Auckland International Airport is using a new saliva-based test on its workforce to try and prove it could replace invasive nasal swab testing - currently the only officially accepted type of covid screening test.
Developed at the University of Illinois, the test has been licenced to New Zealand biomedical start-up Rako Science, which has been validating the test among Auckland airport workforce volunteers since mid-January.
“I want to emphasise that this test is incredibly accurate,” said Associate Professor Janet Pitman from Victoria University of Wellington’s School of Biological Sciences. “It is similar if not better than the nasal swab test.”
The Ministry of Health is trialling a different saliva test, developed at Yale University, in laboratories at the Crown-owned research institute, ESR, which has yet to be scientifically validated.
The Rako test has already received validation from International Accreditation NZ.
Among its potential advances is its accuracy in picking up pre-infectious cases of covid-19 before they develop, the fact it can be non-invasively administered every two days or so without a nasal probe, and test results can be produced more quickly than from the nasal swab.
Proving the concept
However, the airport’s general manager of corporate services, Mary-Liz Tuck, stressed the saliva test is not replacing the nasal swab test, which remains the only test approved by the NZ government for covid testing.

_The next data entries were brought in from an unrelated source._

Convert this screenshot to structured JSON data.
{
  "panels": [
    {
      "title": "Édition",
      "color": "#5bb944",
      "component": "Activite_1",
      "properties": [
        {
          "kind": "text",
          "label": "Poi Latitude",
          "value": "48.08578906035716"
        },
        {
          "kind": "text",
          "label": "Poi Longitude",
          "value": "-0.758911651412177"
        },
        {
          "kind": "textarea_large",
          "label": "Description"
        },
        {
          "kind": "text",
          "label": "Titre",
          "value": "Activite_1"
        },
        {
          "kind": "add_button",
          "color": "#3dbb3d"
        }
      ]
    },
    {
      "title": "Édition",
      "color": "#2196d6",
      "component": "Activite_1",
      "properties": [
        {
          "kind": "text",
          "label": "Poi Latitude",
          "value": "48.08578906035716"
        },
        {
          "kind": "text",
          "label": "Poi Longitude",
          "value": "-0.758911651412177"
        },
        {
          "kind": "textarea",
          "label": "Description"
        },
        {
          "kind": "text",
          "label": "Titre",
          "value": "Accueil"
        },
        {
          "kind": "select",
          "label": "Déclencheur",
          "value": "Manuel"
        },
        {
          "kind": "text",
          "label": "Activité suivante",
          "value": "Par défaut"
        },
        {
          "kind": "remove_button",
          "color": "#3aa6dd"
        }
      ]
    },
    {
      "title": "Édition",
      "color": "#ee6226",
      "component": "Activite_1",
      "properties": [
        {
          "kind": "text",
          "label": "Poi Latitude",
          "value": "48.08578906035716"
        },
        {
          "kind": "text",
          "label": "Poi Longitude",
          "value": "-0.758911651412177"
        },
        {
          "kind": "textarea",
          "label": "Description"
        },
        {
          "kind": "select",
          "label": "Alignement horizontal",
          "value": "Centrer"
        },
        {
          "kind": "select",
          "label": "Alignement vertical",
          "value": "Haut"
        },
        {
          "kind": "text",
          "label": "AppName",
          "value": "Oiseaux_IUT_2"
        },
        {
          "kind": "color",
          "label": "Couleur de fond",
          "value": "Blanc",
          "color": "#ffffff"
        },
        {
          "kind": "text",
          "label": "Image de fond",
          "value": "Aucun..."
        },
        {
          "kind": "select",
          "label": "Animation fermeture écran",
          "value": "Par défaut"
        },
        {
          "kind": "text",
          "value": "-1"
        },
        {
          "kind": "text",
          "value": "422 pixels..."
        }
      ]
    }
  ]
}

“This is a proof-of-concept pilot,” she said. “For us, it’s about having about a third of our workforce on regular fortnightly nasal testing. The theory behind this is to see if saliva-testing is as accurate for asymptomatic testing.”

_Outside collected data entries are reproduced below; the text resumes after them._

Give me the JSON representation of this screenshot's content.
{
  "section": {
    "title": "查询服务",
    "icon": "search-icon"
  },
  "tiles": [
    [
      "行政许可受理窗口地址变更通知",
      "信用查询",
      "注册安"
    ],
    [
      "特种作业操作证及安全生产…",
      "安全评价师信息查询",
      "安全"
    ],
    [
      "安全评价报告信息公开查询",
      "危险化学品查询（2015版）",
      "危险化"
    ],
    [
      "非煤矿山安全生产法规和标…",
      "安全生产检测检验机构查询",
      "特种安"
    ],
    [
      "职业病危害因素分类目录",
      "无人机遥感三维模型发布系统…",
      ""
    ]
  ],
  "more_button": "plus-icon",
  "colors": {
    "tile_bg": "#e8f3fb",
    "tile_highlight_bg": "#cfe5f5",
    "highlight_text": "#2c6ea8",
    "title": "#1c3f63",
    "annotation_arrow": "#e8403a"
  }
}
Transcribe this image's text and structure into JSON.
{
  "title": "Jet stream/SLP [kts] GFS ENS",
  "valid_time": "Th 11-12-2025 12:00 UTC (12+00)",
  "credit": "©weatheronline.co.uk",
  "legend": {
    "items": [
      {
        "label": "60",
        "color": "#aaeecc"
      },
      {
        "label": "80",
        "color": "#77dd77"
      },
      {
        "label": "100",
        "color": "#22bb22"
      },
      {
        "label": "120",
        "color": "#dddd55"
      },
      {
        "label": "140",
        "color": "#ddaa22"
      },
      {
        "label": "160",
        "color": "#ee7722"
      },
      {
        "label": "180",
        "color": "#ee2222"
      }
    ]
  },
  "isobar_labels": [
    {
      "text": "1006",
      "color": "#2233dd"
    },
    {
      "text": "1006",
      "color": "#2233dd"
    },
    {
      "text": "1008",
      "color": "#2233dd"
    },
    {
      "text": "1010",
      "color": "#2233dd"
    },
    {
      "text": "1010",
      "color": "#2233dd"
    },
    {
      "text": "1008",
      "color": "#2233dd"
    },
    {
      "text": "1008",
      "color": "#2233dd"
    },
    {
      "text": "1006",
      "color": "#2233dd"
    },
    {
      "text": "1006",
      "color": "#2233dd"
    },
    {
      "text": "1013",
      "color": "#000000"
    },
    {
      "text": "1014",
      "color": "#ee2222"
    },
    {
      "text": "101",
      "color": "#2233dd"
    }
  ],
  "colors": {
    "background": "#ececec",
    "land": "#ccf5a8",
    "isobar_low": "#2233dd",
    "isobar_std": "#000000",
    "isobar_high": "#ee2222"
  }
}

Being able to administer “two tests a week rather than one test a fortnight” would improve the number of cases of covid caught before they spread to others.
The tests are not being used for international passengers.

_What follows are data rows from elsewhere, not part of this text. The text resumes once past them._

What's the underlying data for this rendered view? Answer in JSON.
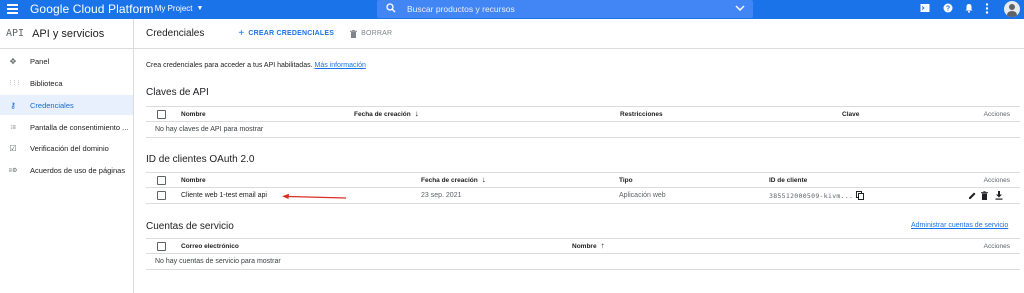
{
  "topbar": {
    "brand": "Google Cloud Platform",
    "project": "My Project",
    "search_placeholder": "Buscar productos y recursos",
    "icons": [
      "terminal-icon",
      "help-icon",
      "notifications-icon",
      "more-vert-icon"
    ]
  },
  "sidebar": {
    "api_badge": "API",
    "title": "API y servicios",
    "items": [
      {
        "label": "Panel",
        "icon": "✥"
      },
      {
        "label": "Biblioteca",
        "icon": "⋮⋮⋮"
      },
      {
        "label": "Credenciales",
        "icon": "⚷",
        "active": true
      },
      {
        "label": "Pantalla de consentimiento ...",
        "icon": "⁝≡"
      },
      {
        "label": "Verificación del dominio",
        "icon": "☑"
      },
      {
        "label": "Acuerdos de uso de páginas",
        "icon": "≡⚙"
      }
    ]
  },
  "page": {
    "title": "Credenciales",
    "create_label": "CREAR CREDENCIALES",
    "delete_label": "BORRAR",
    "intro_text": "Crea credenciales para acceder a tus API habilitadas.",
    "intro_link": "Más información"
  },
  "api_keys": {
    "title": "Claves de API",
    "columns": [
      "Nombre",
      "Fecha de creación",
      "Restricciones",
      "Clave",
      "Acciones"
    ],
    "empty": "No hay claves de API para mostrar"
  },
  "oauth": {
    "title": "ID de clientes OAuth 2.0",
    "columns": [
      "Nombre",
      "Fecha de creación",
      "Tipo",
      "ID de cliente",
      "Acciones"
    ],
    "rows": [
      {
        "name": "Cliente web 1-test email api",
        "date": "23 sep. 2021",
        "type": "Aplicación web",
        "client_id": "385512000509-kivm..."
      }
    ]
  },
  "service_accounts": {
    "title": "Cuentas de servicio",
    "manage_link": "Administrar cuentas de servicio",
    "columns": [
      "Correo electrónico",
      "Nombre",
      "Acciones"
    ],
    "empty": "No hay cuentas de servicio para mostrar"
  },
  "colors": {
    "accent": "#1a73e8",
    "annotation_arrow": "#d93025"
  }
}
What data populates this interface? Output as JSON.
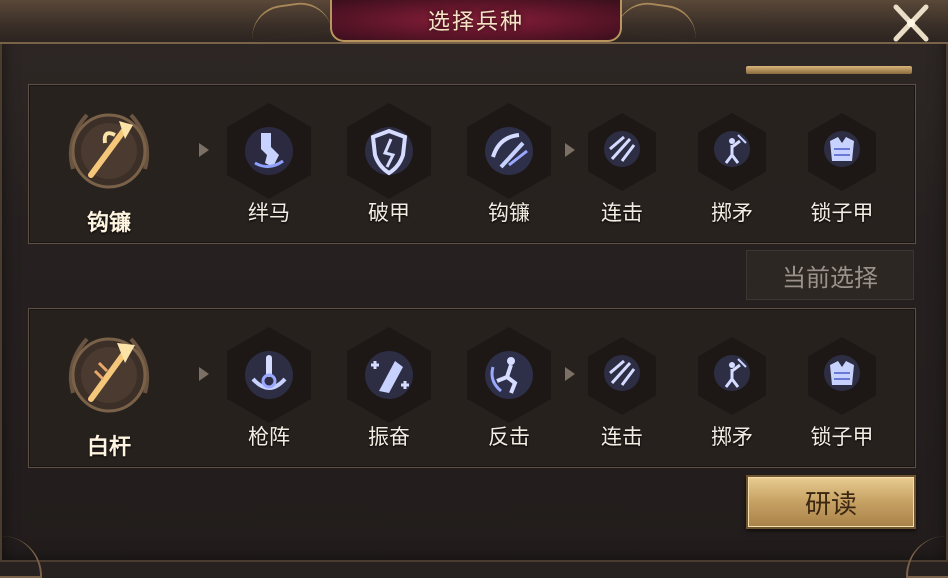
{
  "header": {
    "title": "选择兵种"
  },
  "icons": {
    "close": "close-x-icon",
    "arrow": "chevron-right-icon"
  },
  "colors": {
    "skill_glow": "#8fa0ff",
    "gold": "#d7b171",
    "title_plate": "#7a1a33"
  },
  "troops": [
    {
      "name": "钩镰",
      "icon": "hook-sickle-spear-icon",
      "selected": true,
      "skills": [
        {
          "label": "绊马",
          "icon": "trip-horse-icon",
          "tier": "large"
        },
        {
          "label": "破甲",
          "icon": "broken-shield-icon",
          "tier": "large"
        },
        {
          "label": "钩镰",
          "icon": "hook-blade-icon",
          "tier": "large"
        },
        {
          "label": "连击",
          "icon": "combo-arrows-icon",
          "tier": "small"
        },
        {
          "label": "掷矛",
          "icon": "spear-throw-icon",
          "tier": "small"
        },
        {
          "label": "锁子甲",
          "icon": "chainmail-icon",
          "tier": "small"
        }
      ]
    },
    {
      "name": "白杆",
      "icon": "white-pole-spear-icon",
      "selected": false,
      "skills": [
        {
          "label": "枪阵",
          "icon": "spear-formation-icon",
          "tier": "large"
        },
        {
          "label": "振奋",
          "icon": "rally-icon",
          "tier": "large"
        },
        {
          "label": "反击",
          "icon": "counter-attack-icon",
          "tier": "large"
        },
        {
          "label": "连击",
          "icon": "combo-arrows-icon",
          "tier": "small"
        },
        {
          "label": "掷矛",
          "icon": "spear-throw-icon",
          "tier": "small"
        },
        {
          "label": "锁子甲",
          "icon": "chainmail-icon",
          "tier": "small"
        }
      ]
    }
  ],
  "current_selection_label": "当前选择",
  "study_button_label": "研读"
}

The development comes a day after Covid Response Minister Chris Hipkins announced the discovery of three new community cases of covid-19 in South Auckland, leading to a new rash of public testing, tracing and isolation requirements.
Rako involves Wellington-based Close Associate, owned by serial entrepreneurs and brothers Steven and Leon Grice, the latter a deeply connected Wellington PR operator who led NZ’s Rugby World Cup effort in 2011 and was consul-general to Los Angeles during the 2013 America’s Cup in San Francisco.
He was also an adviser in last year’s ad hoc covid response taskforce involving former Air NZ chief executive Rob Fyfe, working closely with the ministerial group led by Prime Minister Jacinda Ardern in the early days of the pandemic response.
The Rako test has been pursued for use in NZ after Stephen Grice became aware of its development and use on the Urbana campus of the University of Illinois, where more than 1.3 million tests have been administered on the 46,000-strong student body.
A mathematical predictive model initially developed by Stephen Grice, his son Patrick and Illinois University's Professor Richard Laugesen last year lead to Rako licensing the SHIELD saliva test. The SHIELD saliva test, among other innovations the university developed, was used to keep the campus open for teaching while covid-19 rages in the US.
Also backing Rako is Hawkes Bay-based entrepreneur Sean Colgan.
Rako’s Pitman said a key feature of the Illinois test was it removed a lengthy processing step required by both the nasal swab test and the Yale saliva test, both of which require the extraction of enzymes in nasal fluid and saliva prior to testing for covid.
The Illinois test creates a biologically inactive sample by using a heat bath process that removes this time-consuming step.
It was important, given negative publicity about some saliva testing methods, that “a saliva test is not a saliva test is not a saliva test”, said Pitman. Each test protocol was different.
A Rako test taken before 2pm would yield a result by the end of the same day, she said.
The test also has the advantage of being able to be collected by the tested individual, by drooling saliva into a QR-coded bottle, rather than requiring the assistance of a trained test administrator for the nasal swab.